WARNING: Aboriginal and Torres Strait Islander readers are warned that this story includes the name and image of an Indigenous person who may have died.
Liberal Senator Jacinta Nampijinpa Price has called out the "national disgrace" which contributed to the death of five-year-old Kumanjayi Little Baby.
Senator Price, who is a member of the five-year-old girl's extended family, said the alleged murder at the hands of recently released violent criminal Jefferson Lewis, exposed longstanding issues with Alice Springs' Town Camps.
She said they had become a revolving door of criminals, where alcohol restrictions were hardly enforced and where children's safety could not be guaranteed.
"There is constant movement. People coming and going. Individuals with long criminal histories moving in and out. Alcohol restrictions that exist on paper but are not enforced in practice. Overcrowding. Poor maintenance. Limited oversight," Senator Price said in The Australian.
NT Police confirmed on Thursday the body of Kumanjayi Little Baby, who was last seen on Saturday night at her home in Old Timers Camp on the outskirts of Alice Springs, was found about midday, local time.
Senator Price, who revealed on Wednesday that she had been assisting police with their search for her niece, said she "knew [the camp] well".
"It is a place where I have lost family. A niece was stabbed to death there. Another child in my extended family was killed in an accident at the front of that same camp. There have been too many lives lost in that place alone."
Senator Price called for "greater scrutiny" of how funding and resources were allocated in the community.
She demanded the federal government agree to an independent inquiry into "not only into the circumstances surrounding this case, but into the broader conditions that allow such vulnerability to persist".
Opposition Leader Angus Taylor accused Anthony Albanese of being in denial over the rise of violence in Indigenous communities, following the five-year-old's death.
Speaking on Sky News on Friday, Mr Taylor said it was a "tragic situation" that must lead to an "honest discussion".
He urged the federal government to “get out of denial about the situation we're seeing around Alice Springs and everywhere".
"It's the denial that has led us to this place where people aren't prepared to have honest conversations about the state of affairs in our town camps and what options there are to address it," he said.

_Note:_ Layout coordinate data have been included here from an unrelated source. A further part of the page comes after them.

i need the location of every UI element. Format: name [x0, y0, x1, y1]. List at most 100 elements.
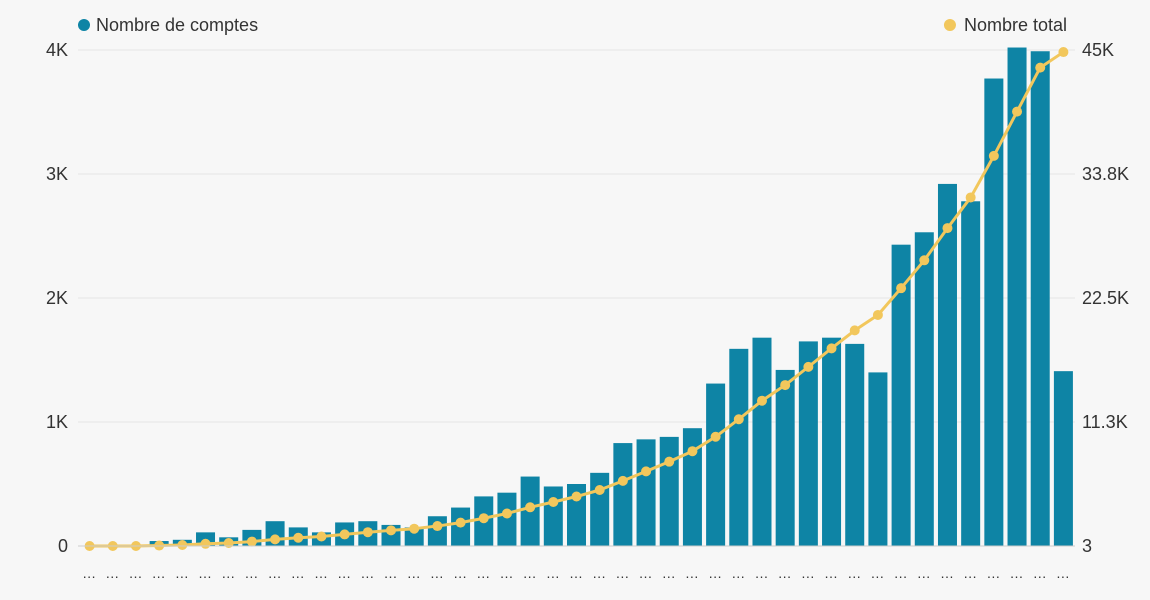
legend: Nombre de comptes Nombre total [78, 15, 1067, 35]
x-tick-label: … [754, 565, 769, 581]
bar[interactable] [937, 183, 957, 547]
x-tick-label: … [778, 565, 793, 581]
y-left-tick-label: 1K [46, 412, 68, 432]
line-point[interactable] [293, 532, 304, 543]
line-point[interactable] [432, 521, 443, 532]
line-point[interactable] [780, 380, 791, 391]
bar[interactable] [798, 341, 818, 546]
line-point[interactable] [710, 431, 721, 442]
x-tick-label: … [360, 565, 375, 581]
line-point[interactable] [409, 523, 420, 534]
bar[interactable] [613, 443, 633, 546]
bar[interactable] [590, 472, 610, 546]
x-tick-label: … [986, 565, 1001, 581]
line-point[interactable] [177, 540, 188, 551]
bar[interactable] [566, 484, 587, 546]
y-left-tick-label: 3K [46, 164, 68, 184]
line-point[interactable] [1035, 62, 1046, 73]
line-point[interactable] [594, 485, 605, 496]
bar[interactable] [1053, 371, 1073, 546]
line-point[interactable] [501, 508, 512, 519]
bar[interactable] [752, 337, 772, 546]
x-tick-label: … [662, 565, 677, 581]
line-point[interactable] [919, 255, 930, 266]
x-tick-label: … [499, 565, 514, 581]
line-point[interactable] [664, 456, 675, 467]
bar[interactable] [1007, 47, 1027, 547]
legend-label-nombre-total[interactable]: Nombre total [964, 15, 1067, 35]
x-tick-label: … [152, 565, 167, 581]
y-right-tick-label: 11.3K [1082, 412, 1128, 432]
line-point[interactable] [270, 534, 281, 545]
line-point[interactable] [1012, 106, 1023, 117]
line-point[interactable] [1058, 47, 1069, 58]
x-tick-label: … [291, 565, 306, 581]
bar[interactable] [659, 436, 679, 546]
line-point[interactable] [756, 395, 767, 406]
x-tick-label: … [1056, 565, 1071, 581]
x-tick-label: … [105, 565, 120, 581]
x-tick-label: … [384, 565, 399, 581]
bar[interactable] [891, 244, 911, 546]
bar[interactable] [868, 372, 888, 546]
line-point[interactable] [849, 325, 860, 336]
x-tick-label: … [314, 565, 329, 581]
x-tick-label: … [523, 565, 538, 581]
line-point[interactable] [965, 192, 976, 203]
x-tick-label: … [685, 565, 700, 581]
line-point[interactable] [803, 361, 814, 372]
bar[interactable] [845, 343, 865, 546]
line-point[interactable] [455, 517, 466, 528]
y-right-tick-label: 33.8K [1082, 164, 1129, 184]
line-point[interactable] [478, 513, 489, 524]
line-point[interactable] [548, 497, 559, 508]
bar[interactable] [914, 232, 934, 546]
line-point[interactable] [386, 525, 397, 536]
line-point[interactable] [687, 446, 698, 457]
x-tick-label: … [824, 565, 839, 581]
bar[interactable] [543, 486, 563, 546]
bar[interactable] [427, 516, 447, 546]
y-left-tick-label: 4K [46, 40, 68, 60]
line-point[interactable] [733, 414, 744, 425]
bar[interactable] [1030, 51, 1050, 547]
bar[interactable] [682, 428, 702, 546]
x-tick-label: … [708, 565, 723, 581]
line-point[interactable] [246, 536, 257, 547]
x-tick-label: … [453, 565, 468, 581]
bar-series-nombre-de-comptes [149, 47, 1073, 547]
x-tick-label: … [731, 565, 746, 581]
line-point[interactable] [316, 531, 327, 542]
line-point[interactable] [200, 538, 211, 549]
y-left-tick-label: 0 [58, 536, 68, 556]
bar[interactable] [822, 337, 842, 546]
bar[interactable] [404, 527, 424, 546]
bar[interactable] [775, 369, 795, 546]
line-point[interactable] [617, 475, 628, 486]
x-tick-label: … [963, 565, 978, 581]
bar[interactable] [729, 348, 749, 546]
legend-label-nombre-de-comptes[interactable]: Nombre de comptes [96, 15, 258, 35]
x-tick-label: … [801, 565, 816, 581]
line-point[interactable] [571, 491, 582, 502]
line-point[interactable] [641, 466, 652, 477]
line-point[interactable] [896, 283, 907, 294]
bar[interactable] [636, 439, 656, 546]
line-point[interactable] [988, 150, 999, 161]
x-tick-label: … [592, 565, 607, 581]
y-right-tick-label: 22.5K [1082, 288, 1129, 308]
x-tick-label: … [917, 565, 932, 581]
line-point[interactable] [525, 502, 536, 513]
line-point[interactable] [942, 223, 953, 234]
line-point[interactable] [223, 538, 234, 549]
line-point[interactable] [826, 343, 837, 354]
bar[interactable] [706, 383, 726, 546]
bar[interactable] [961, 201, 981, 546]
bar[interactable] [984, 78, 1004, 547]
line-point[interactable] [362, 527, 373, 538]
line-point[interactable] [872, 309, 883, 320]
bar[interactable] [497, 492, 517, 546]
line-point[interactable] [339, 529, 350, 540]
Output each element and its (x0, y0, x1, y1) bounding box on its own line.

"There is violence going on, there's sexual violence. We took to the last election a proposal for a royal commission, an independent inquiry into sexual abuse and violence in these communities and we still think that that is something that needs to be addressed."
Jefferson Lewis, the man alleged to have abducted and murdered the five-year-old girl, was arrested and taken to Alice Springs Hospital on Thursday night.
A riot erupted in Alice Springs following the news of his arrest and Lewis has since been evacuated to Darwin.
Lewis had earlier attended Charles Creek Camp where he was allegedly beaten by a group of vigilantes.
NT Police Commissioner Martin Dole told Sky News that Lewis had been transferred to Darwin in the early hours of Friday morning.